Sep. 16, 1998 The Public Health Research Institute, Doctors Without Borders (Medecins sans Frontiers) and the Medical Emergency Relief Network International (MERLIN) have issued a joint statement about the need for international attention and support to combat the epidemic of drug-resistant tuberculosis (MDR-TB) in Russia, which is threatening to become a global problem.
Referring to the disease as "Ebola with Wings," the organizations released their plea after members of the PHRI/Soros TB Advisory Committee toured prisons in Tomsk and Kemerovo the week Sept. 7. PHRI has begun pilot programs in prisons in Tomsk, Ivanovo and Marii El as part of a $12.3 million project funded by philanthropist George Soros to combat TB in Russia. Before their tour, PHRI and the Russian Ministry of Health hosted the International Workshop on TB in Russia on Monday, Sept. 7, 1998 to address the serious public health problem.
Following is the statement from three organizations. For additional information about PHRI, the PHRI/Soros project, TB in Russia and globally or the disease in general, please visit: http://www.noonanrusso.com/www/phri.
For more information or to arrange an interview with the director of the PHRI/Soros project, please call Noonan/Russo Communications at 212-696-4455 and ask for Ernie Knewitz, x 204, Marion E. Glick, x 221 or Tony Russo at x202.
Doctors Without Borders (Medecins sans Frontiers), the Medical Emergency Relief Network International (MERLIN) and The Public Health Research Institute
Multi Drug Resistant-TB: Russian Economic Collapse will Lead to Global Spread of "Ebola with Wings"
Foreign Funds are Needed to Prevent Epidemic
Our three nongovernmental organizations are calling for an urgent worldwide campaign to raise the $100 million needed to prevent the imminent epidemic of multidrug resistant tuberculosis (MDR-TB) in Russia. In our view, this local humanitarian disaster is already a direct global public health threat.
Drug-senstive TB is curable through proper drug therapy. MDR-TB is potentially much more dangerous, especially because TB spreads through the air and can move from patient to patient in its deadly drug-resistant form. MDR-TB has been dubbed "Ebola with wings."
Current levels of MDR-TB in Russia are alarming. The looming economic crisis will exacerbate the problem. It is only a matter of time before MDR-TB of Russian origin becomes a daily reality in other countries worldwide.
The current Russian economic crisis will further deplete already strained resources of public medicine. The resulting shortage of anti-TB drugs will inevitably lead to the massive practice of substandard antibiotic treatment of patients with TB, which is the principal cause of MDR-TB. Standard treatment of regular TB consists of a daily regimen of four different antibiotics for six months. When this treatment is incomplete or interrupted, a patient can easily develop MDR-TB and then spread this potentially lethal form of TB to other people.
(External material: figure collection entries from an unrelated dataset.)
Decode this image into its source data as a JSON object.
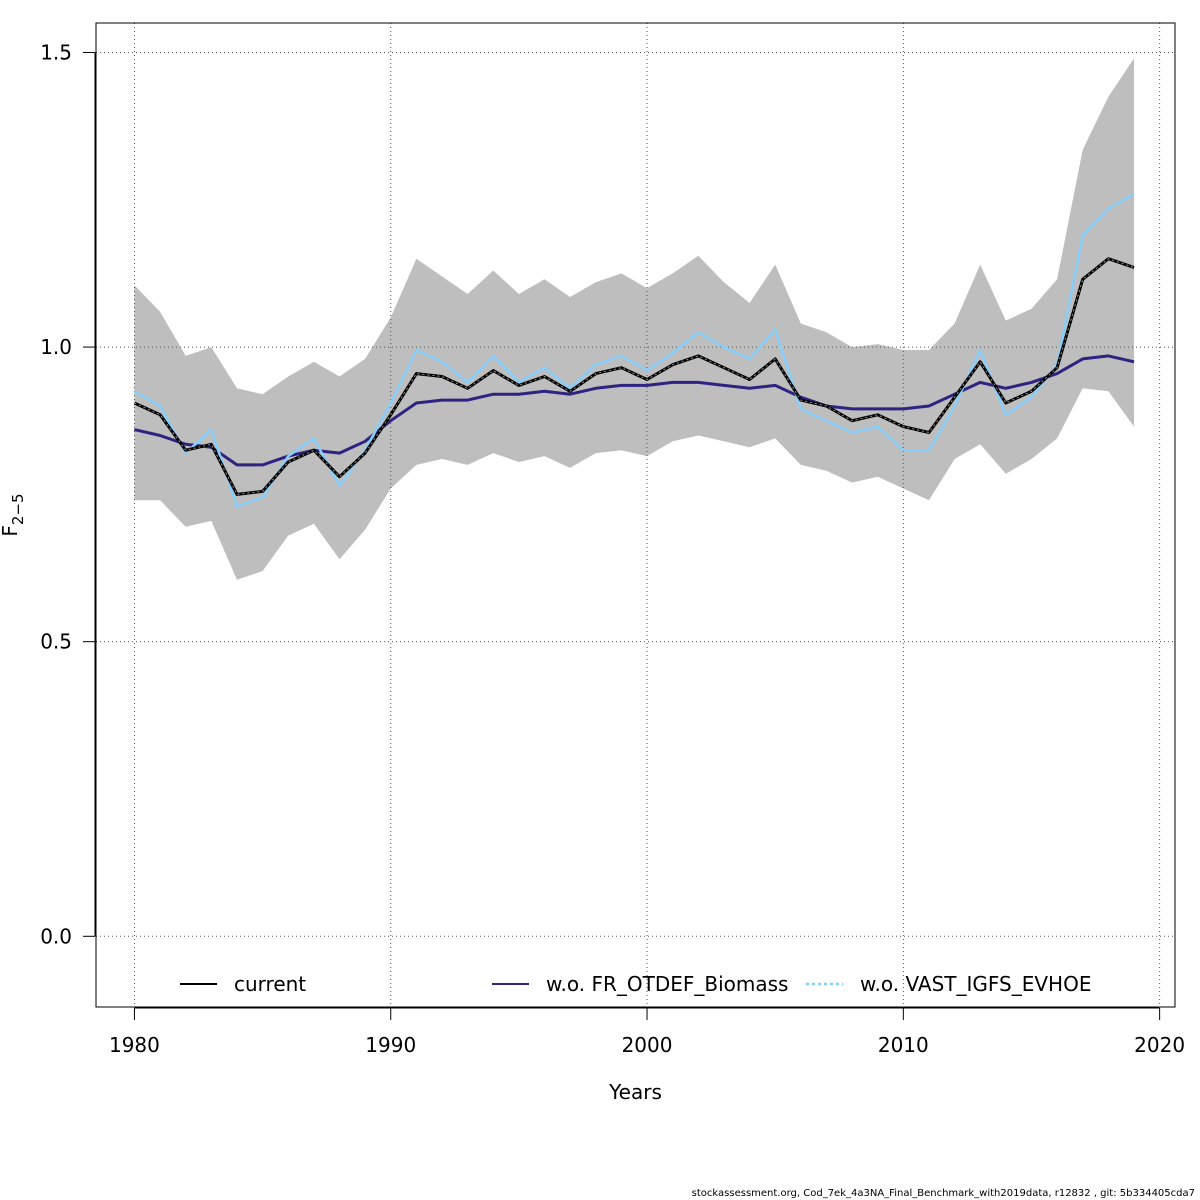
{
  "chart_data": {
    "type": "line",
    "title": "",
    "xlabel": "Years",
    "ylabel_main": "F",
    "ylabel_sub": "2−5",
    "xlim": [
      1978.5,
      2020.6
    ],
    "ylim": [
      -0.12,
      1.55
    ],
    "x_ticks": [
      1980,
      1990,
      2000,
      2010,
      2020
    ],
    "x_tick_labels": [
      "1980",
      "1990",
      "2000",
      "2010",
      "2020"
    ],
    "y_ticks": [
      0.0,
      0.5,
      1.0,
      1.5
    ],
    "y_tick_labels": [
      "0.0",
      "0.5",
      "1.0",
      "1.5"
    ],
    "grid": true,
    "legend_position": "bottom",
    "x": [
      1980,
      1981,
      1982,
      1983,
      1984,
      1985,
      1986,
      1987,
      1988,
      1989,
      1990,
      1991,
      1992,
      1993,
      1994,
      1995,
      1996,
      1997,
      1998,
      1999,
      2000,
      2001,
      2002,
      2003,
      2004,
      2005,
      2006,
      2007,
      2008,
      2009,
      2010,
      2011,
      2012,
      2013,
      2014,
      2015,
      2016,
      2017,
      2018,
      2019
    ],
    "band": {
      "color": "#bebebe",
      "upper": [
        1.105,
        1.06,
        0.985,
        1.0,
        0.93,
        0.92,
        0.95,
        0.975,
        0.95,
        0.98,
        1.05,
        1.15,
        1.12,
        1.09,
        1.13,
        1.09,
        1.115,
        1.085,
        1.11,
        1.125,
        1.1,
        1.125,
        1.155,
        1.11,
        1.075,
        1.14,
        1.04,
        1.025,
        1.0,
        1.005,
        0.995,
        0.995,
        1.04,
        1.14,
        1.045,
        1.065,
        1.115,
        1.335,
        1.425,
        1.49
      ],
      "lower": [
        0.74,
        0.74,
        0.695,
        0.705,
        0.605,
        0.62,
        0.68,
        0.7,
        0.64,
        0.69,
        0.76,
        0.8,
        0.81,
        0.8,
        0.82,
        0.805,
        0.815,
        0.795,
        0.82,
        0.825,
        0.815,
        0.84,
        0.85,
        0.84,
        0.83,
        0.845,
        0.8,
        0.79,
        0.77,
        0.78,
        0.76,
        0.74,
        0.81,
        0.835,
        0.785,
        0.81,
        0.845,
        0.93,
        0.925,
        0.865
      ]
    },
    "series": [
      {
        "name": "current",
        "color": "#000000",
        "dash": "solid",
        "values": [
          0.905,
          0.885,
          0.825,
          0.835,
          0.75,
          0.755,
          0.805,
          0.825,
          0.78,
          0.82,
          0.885,
          0.955,
          0.95,
          0.93,
          0.96,
          0.935,
          0.95,
          0.925,
          0.955,
          0.965,
          0.945,
          0.97,
          0.985,
          0.965,
          0.945,
          0.98,
          0.91,
          0.9,
          0.875,
          0.885,
          0.865,
          0.855,
          0.915,
          0.975,
          0.905,
          0.925,
          0.965,
          1.115,
          1.15,
          1.135
        ]
      },
      {
        "name": "w.o. FR_OTDEF_Biomass",
        "color": "#2e2381",
        "dash": "solid",
        "values": [
          0.86,
          0.85,
          0.835,
          0.83,
          0.8,
          0.8,
          0.815,
          0.825,
          0.82,
          0.84,
          0.875,
          0.905,
          0.91,
          0.91,
          0.92,
          0.92,
          0.925,
          0.92,
          0.93,
          0.935,
          0.935,
          0.94,
          0.94,
          0.935,
          0.93,
          0.935,
          0.915,
          0.9,
          0.895,
          0.895,
          0.895,
          0.9,
          0.92,
          0.94,
          0.93,
          0.94,
          0.955,
          0.98,
          0.985,
          0.975
        ]
      },
      {
        "name": "w.o. VAST_IGFS_EVHOE",
        "color": "#87cefa",
        "dash": "dotted",
        "values": [
          0.925,
          0.9,
          0.82,
          0.86,
          0.73,
          0.745,
          0.815,
          0.845,
          0.765,
          0.825,
          0.905,
          0.995,
          0.975,
          0.94,
          0.985,
          0.94,
          0.965,
          0.93,
          0.97,
          0.985,
          0.96,
          0.99,
          1.025,
          1.0,
          0.98,
          1.03,
          0.895,
          0.875,
          0.855,
          0.865,
          0.825,
          0.825,
          0.9,
          0.995,
          0.885,
          0.915,
          0.97,
          1.19,
          1.235,
          1.26
        ]
      }
    ]
  },
  "footer": {
    "text": "stockassessment.org, Cod_7ek_4a3NA_Final_Benchmark_with2019data, r12832 , git: 5b334405cda7"
  }
}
We are particularly concerned about the dire situation in Russian prisons, where systematic underfunding combined with epidemic-prone conditions already has resulted in the generation of nearly 20,000 MDR-TB cases. The number of cases is expected to rise because, under the current conditions, about 100,000 inmates with regular TB are subjected to inappropriate, MDR-causing treatment protocols.
Among the civilian population, TB patients undergoing treatment often are required to pay for their own drugs, even in state run hospitals. In the worsening economic situation, this burden on patients will translate into inadequate treatment and, consequently, thousands of new MDR-TB cases because most people will discontinue prescribed treatment as soon as symptoms subside.
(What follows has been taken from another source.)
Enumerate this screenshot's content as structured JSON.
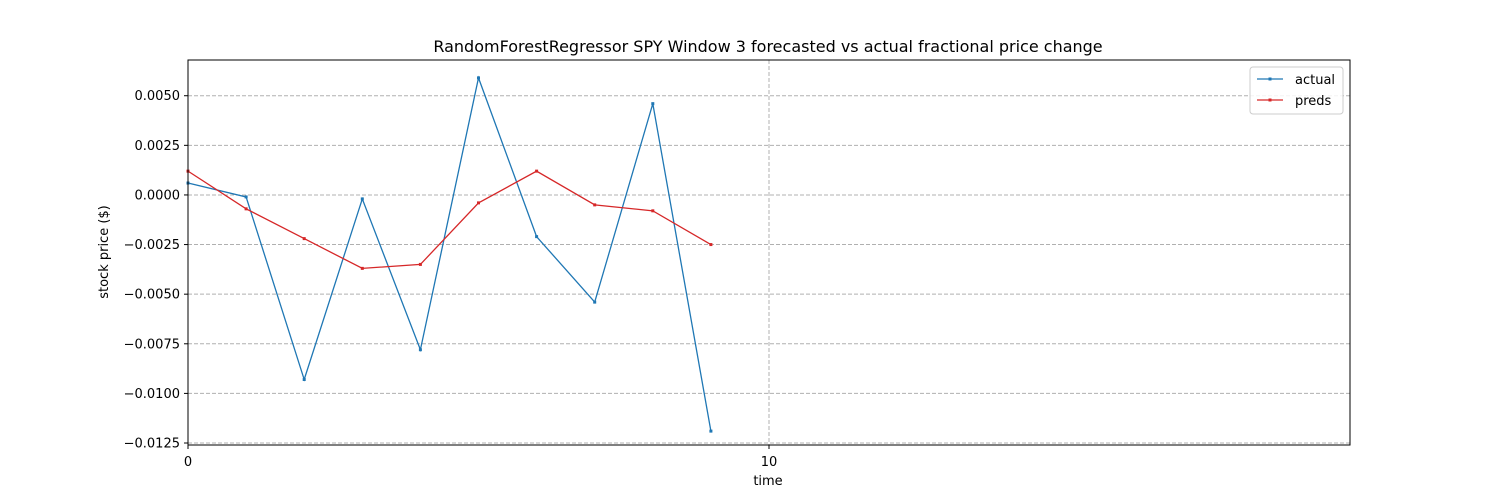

Our activities in several pilot projects in Russia convinced us that an effective anti-TB program can be implemented nationwide, but only through cooperation among foreign health agencies and Russian health authorities. Alone, Russia will not have the needed resources to cope with this problem.
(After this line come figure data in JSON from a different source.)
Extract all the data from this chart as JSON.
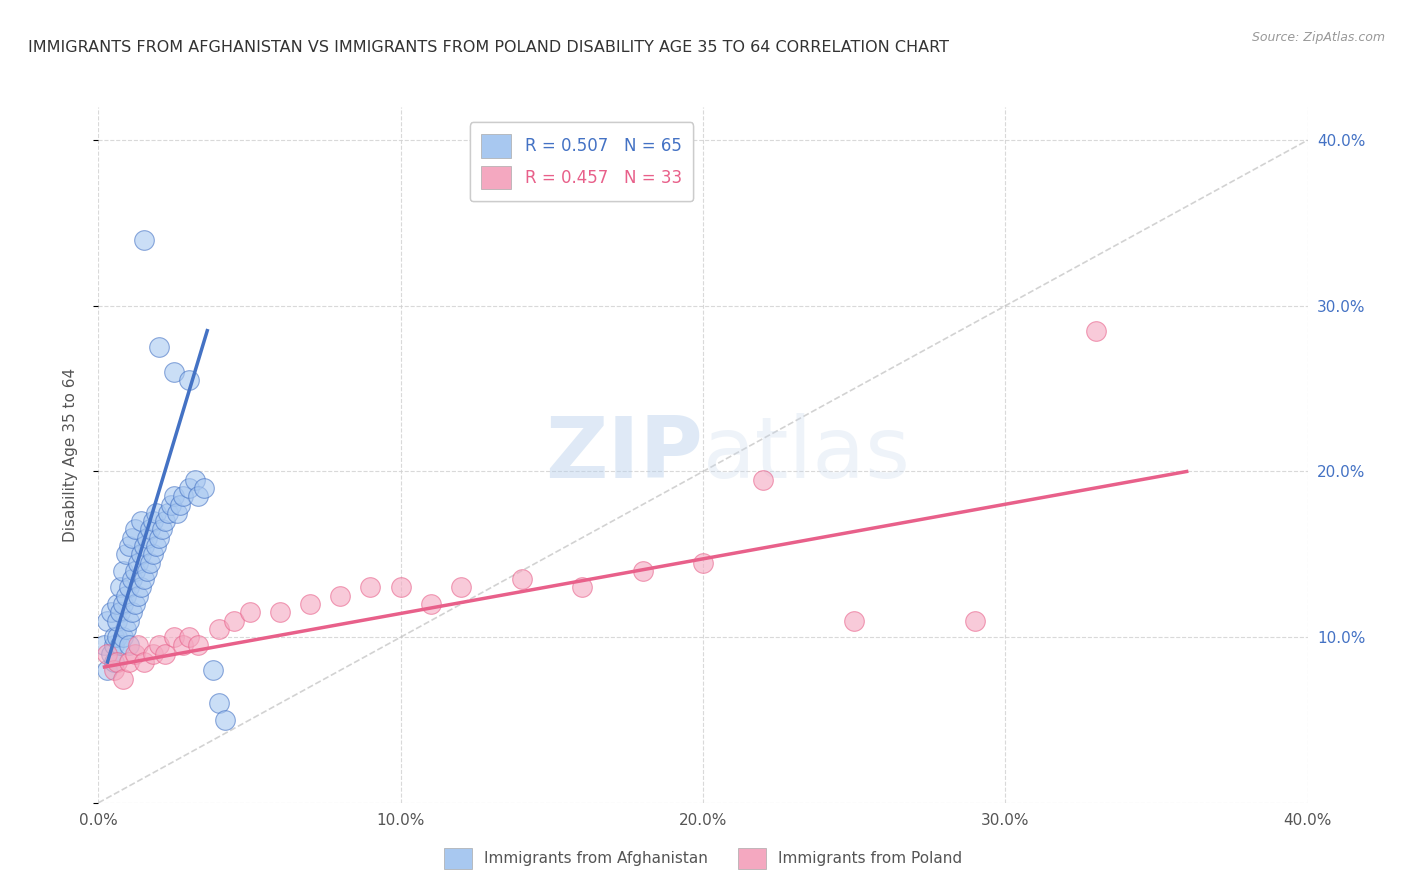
{
  "title": "IMMIGRANTS FROM AFGHANISTAN VS IMMIGRANTS FROM POLAND DISABILITY AGE 35 TO 64 CORRELATION CHART",
  "source": "Source: ZipAtlas.com",
  "ylabel": "Disability Age 35 to 64",
  "xlim": [
    0.0,
    0.4
  ],
  "ylim": [
    0.0,
    0.42
  ],
  "x_ticks": [
    0.0,
    0.1,
    0.2,
    0.3,
    0.4
  ],
  "x_tick_labels": [
    "0.0%",
    "10.0%",
    "20.0%",
    "30.0%",
    "40.0%"
  ],
  "y_ticks": [
    0.0,
    0.1,
    0.2,
    0.3,
    0.4
  ],
  "y_tick_labels_right": [
    "",
    "10.0%",
    "20.0%",
    "30.0%",
    "40.0%"
  ],
  "color_afghanistan": "#a8c8f0",
  "color_poland": "#f4a8c0",
  "color_line_afghanistan": "#4472c4",
  "color_line_poland": "#e8608a",
  "color_diagonal": "#c0c0c0",
  "color_title": "#333333",
  "watermark_zip": "ZIP",
  "watermark_atlas": "atlas",
  "afghanistan_x": [
    0.002,
    0.003,
    0.003,
    0.004,
    0.004,
    0.005,
    0.005,
    0.005,
    0.006,
    0.006,
    0.006,
    0.007,
    0.007,
    0.007,
    0.008,
    0.008,
    0.008,
    0.009,
    0.009,
    0.009,
    0.01,
    0.01,
    0.01,
    0.011,
    0.011,
    0.011,
    0.012,
    0.012,
    0.012,
    0.013,
    0.013,
    0.014,
    0.014,
    0.014,
    0.015,
    0.015,
    0.016,
    0.016,
    0.017,
    0.017,
    0.018,
    0.018,
    0.019,
    0.019,
    0.02,
    0.021,
    0.022,
    0.023,
    0.024,
    0.025,
    0.026,
    0.027,
    0.028,
    0.03,
    0.032,
    0.033,
    0.035,
    0.038,
    0.04,
    0.042,
    0.015,
    0.02,
    0.025,
    0.03,
    0.01
  ],
  "afghanistan_y": [
    0.095,
    0.08,
    0.11,
    0.09,
    0.115,
    0.095,
    0.1,
    0.085,
    0.1,
    0.11,
    0.12,
    0.095,
    0.115,
    0.13,
    0.1,
    0.12,
    0.14,
    0.105,
    0.125,
    0.15,
    0.11,
    0.13,
    0.155,
    0.115,
    0.135,
    0.16,
    0.12,
    0.14,
    0.165,
    0.125,
    0.145,
    0.13,
    0.15,
    0.17,
    0.135,
    0.155,
    0.14,
    0.16,
    0.145,
    0.165,
    0.15,
    0.17,
    0.155,
    0.175,
    0.16,
    0.165,
    0.17,
    0.175,
    0.18,
    0.185,
    0.175,
    0.18,
    0.185,
    0.19,
    0.195,
    0.185,
    0.19,
    0.08,
    0.06,
    0.05,
    0.34,
    0.275,
    0.26,
    0.255,
    0.095
  ],
  "poland_x": [
    0.003,
    0.005,
    0.006,
    0.008,
    0.01,
    0.012,
    0.013,
    0.015,
    0.018,
    0.02,
    0.022,
    0.025,
    0.028,
    0.03,
    0.033,
    0.04,
    0.045,
    0.05,
    0.06,
    0.07,
    0.08,
    0.09,
    0.1,
    0.11,
    0.12,
    0.14,
    0.16,
    0.18,
    0.2,
    0.22,
    0.25,
    0.29,
    0.33
  ],
  "poland_y": [
    0.09,
    0.08,
    0.085,
    0.075,
    0.085,
    0.09,
    0.095,
    0.085,
    0.09,
    0.095,
    0.09,
    0.1,
    0.095,
    0.1,
    0.095,
    0.105,
    0.11,
    0.115,
    0.115,
    0.12,
    0.125,
    0.13,
    0.13,
    0.12,
    0.13,
    0.135,
    0.13,
    0.14,
    0.145,
    0.195,
    0.11,
    0.11,
    0.285
  ],
  "afg_line_x": [
    0.003,
    0.036
  ],
  "afg_line_y": [
    0.085,
    0.285
  ],
  "pol_line_x": [
    0.002,
    0.36
  ],
  "pol_line_y": [
    0.082,
    0.2
  ]
}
We are calling on the world community to provide funds needed to bring the Russian epidemics of TB and MDR-TB under control. The minimum estimate for a nationwide emergency program is $100 million. This cost is small in comparison to the loss of life and potential global economic damage that can be anticipated in the near future if the problem of MDR-TB in Russia is not addressed today.